Fairfax Financial Holdings has completed the sale of a significant portion of its stake in Poseidon Corp., the holding company for container shipping giant Seaspan Corporation, generating proceeds of approximately US$1.91 billion and a pretax realized gain of about US$837 million.
The Toronto-listed insurer and its affiliates sold 67,618,981 common shares of Poseidon at US$28.30 per share.
The divested block represented approximately 23.1% of Poseidon's total issued and outstanding common shares. Following the transaction, Fairfax retains an equity ownership of approximately 22.2% and will continue to account for that remaining stake under the equity method of accounting.
The Poseidon sale is the latest example of Fairfax monetizing a non-insurance investment at a substantial gain, a pattern that has defined the company since its founding by Prem Watsa in 1985. Often called the "Canadian Warren Buffett," Watsa built Fairfax around the principle of using insurance float as low-cost, long-term capital to fund opportunistic investments, growing the company from a near-bankrupt trucking insurer into a global insurance and investment powerhouse.
Fairfax's stake in Poseidon was valued at US$2.05 billion in the first quarter of 2025, with the company having supported the privatization of Atlas Corp., Seaspan's former parent, in 2023.
Watsa said the sale price "reflects the achievements and success of the company" since that privatization, while expressing confidence in Poseidon's future as it brings on new strategic partners.
The transaction closes as Fairfax is coming off what it described as its best financial year on record.
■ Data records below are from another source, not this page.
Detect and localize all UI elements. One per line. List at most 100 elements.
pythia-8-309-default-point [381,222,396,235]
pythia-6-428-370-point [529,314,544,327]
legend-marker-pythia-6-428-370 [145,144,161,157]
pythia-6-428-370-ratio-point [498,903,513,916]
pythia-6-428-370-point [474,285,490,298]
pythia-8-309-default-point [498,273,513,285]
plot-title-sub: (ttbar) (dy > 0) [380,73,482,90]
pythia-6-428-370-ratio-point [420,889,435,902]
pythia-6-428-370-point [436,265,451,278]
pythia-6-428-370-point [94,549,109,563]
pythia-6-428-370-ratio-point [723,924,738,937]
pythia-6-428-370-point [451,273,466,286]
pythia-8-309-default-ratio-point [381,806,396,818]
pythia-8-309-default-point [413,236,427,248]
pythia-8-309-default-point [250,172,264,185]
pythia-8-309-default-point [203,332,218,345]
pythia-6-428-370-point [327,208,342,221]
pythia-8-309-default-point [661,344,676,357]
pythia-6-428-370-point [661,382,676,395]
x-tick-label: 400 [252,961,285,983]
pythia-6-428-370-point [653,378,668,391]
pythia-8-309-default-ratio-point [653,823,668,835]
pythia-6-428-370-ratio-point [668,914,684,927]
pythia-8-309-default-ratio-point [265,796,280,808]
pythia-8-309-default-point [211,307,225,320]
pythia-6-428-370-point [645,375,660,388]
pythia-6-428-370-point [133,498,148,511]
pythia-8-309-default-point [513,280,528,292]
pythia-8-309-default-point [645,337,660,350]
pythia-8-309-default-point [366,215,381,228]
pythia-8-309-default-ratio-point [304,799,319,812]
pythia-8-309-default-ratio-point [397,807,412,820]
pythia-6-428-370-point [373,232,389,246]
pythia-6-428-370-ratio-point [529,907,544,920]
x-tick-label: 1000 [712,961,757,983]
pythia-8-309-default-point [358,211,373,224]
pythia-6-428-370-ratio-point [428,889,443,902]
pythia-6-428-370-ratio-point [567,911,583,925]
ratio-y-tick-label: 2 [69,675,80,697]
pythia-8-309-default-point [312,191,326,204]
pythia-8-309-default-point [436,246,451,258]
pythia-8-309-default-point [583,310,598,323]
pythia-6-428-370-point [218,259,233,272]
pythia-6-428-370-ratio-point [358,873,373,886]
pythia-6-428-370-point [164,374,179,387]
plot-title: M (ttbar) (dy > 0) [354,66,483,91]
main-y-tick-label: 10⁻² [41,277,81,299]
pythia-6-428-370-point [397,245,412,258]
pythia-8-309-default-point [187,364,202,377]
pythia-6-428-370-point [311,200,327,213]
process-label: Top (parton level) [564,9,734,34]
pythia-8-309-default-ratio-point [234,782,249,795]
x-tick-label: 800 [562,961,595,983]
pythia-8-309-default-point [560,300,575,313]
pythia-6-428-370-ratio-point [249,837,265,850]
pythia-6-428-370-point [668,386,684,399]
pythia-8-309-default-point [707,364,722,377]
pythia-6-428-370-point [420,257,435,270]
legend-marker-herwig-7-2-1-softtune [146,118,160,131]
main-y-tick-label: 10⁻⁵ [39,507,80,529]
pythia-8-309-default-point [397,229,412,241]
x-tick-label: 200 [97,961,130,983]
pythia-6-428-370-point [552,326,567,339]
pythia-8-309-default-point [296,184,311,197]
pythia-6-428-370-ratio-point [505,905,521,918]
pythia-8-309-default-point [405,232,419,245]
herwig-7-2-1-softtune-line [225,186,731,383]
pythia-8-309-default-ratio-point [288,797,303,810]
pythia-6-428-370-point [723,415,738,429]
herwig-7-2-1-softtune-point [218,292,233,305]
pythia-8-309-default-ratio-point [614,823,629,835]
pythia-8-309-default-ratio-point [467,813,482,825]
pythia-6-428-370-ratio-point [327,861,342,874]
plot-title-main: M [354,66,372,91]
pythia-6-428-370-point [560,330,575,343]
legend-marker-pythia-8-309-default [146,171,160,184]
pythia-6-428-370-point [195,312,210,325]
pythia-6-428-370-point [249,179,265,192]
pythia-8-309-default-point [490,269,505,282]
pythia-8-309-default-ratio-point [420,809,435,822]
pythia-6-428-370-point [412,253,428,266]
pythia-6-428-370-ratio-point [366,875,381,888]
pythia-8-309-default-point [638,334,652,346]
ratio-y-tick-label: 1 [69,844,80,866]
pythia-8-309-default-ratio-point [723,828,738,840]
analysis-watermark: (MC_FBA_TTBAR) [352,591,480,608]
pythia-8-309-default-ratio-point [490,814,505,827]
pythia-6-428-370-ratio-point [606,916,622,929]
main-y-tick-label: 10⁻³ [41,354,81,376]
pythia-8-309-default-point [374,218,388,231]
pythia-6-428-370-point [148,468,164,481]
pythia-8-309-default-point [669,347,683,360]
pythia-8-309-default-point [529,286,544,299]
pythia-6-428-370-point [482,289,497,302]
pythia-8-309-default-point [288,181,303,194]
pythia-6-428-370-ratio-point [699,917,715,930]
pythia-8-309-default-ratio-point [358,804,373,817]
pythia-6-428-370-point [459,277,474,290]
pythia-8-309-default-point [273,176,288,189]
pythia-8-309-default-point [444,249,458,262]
For fiscal year 2025, Fairfax reported net earnings of US$4.77 billion, up 23% from 2024, with net premiums written climbing 3.9% to a record US$26.3 billion. The consolidated undiscounted combined ratio across its P&C insurance and reinsurance operations was 93.0%, producing record underwriting profit of US$1.82 billion, supported by net favorable prior year reserve development of US$751.5 million, even as current period catastrophe losses climbed to US$1.24 billion.
The Poseidon proceeds arrive on top of that already-strong financial position, giving Fairfax considerable capital flexibility heading into a period of active deal-making.
The broader significance of the Poseidon transaction lies in what the capital could support domestically and internationally. Northbridge Financial, Fairfax's Canadian P&C arm based in Toronto, remains central to the group's operations.
In 2024, Northbridge posted a combined ratio of 89.3% while writing C$3.5 billion of premium, despite significant catastrophe losses in Canada, earning recognition from Watsa for underwriting excellence.
Fairfax has been actively reshaping its investment portfolio.
In the third quarter of 2025, the company announced an agreement to sell its 80% interest in Eurolife's life insurance operations for approximately US$940 million, while separately committing up to US$1.65 billion to take US real estate company Kennedy-Wilson private.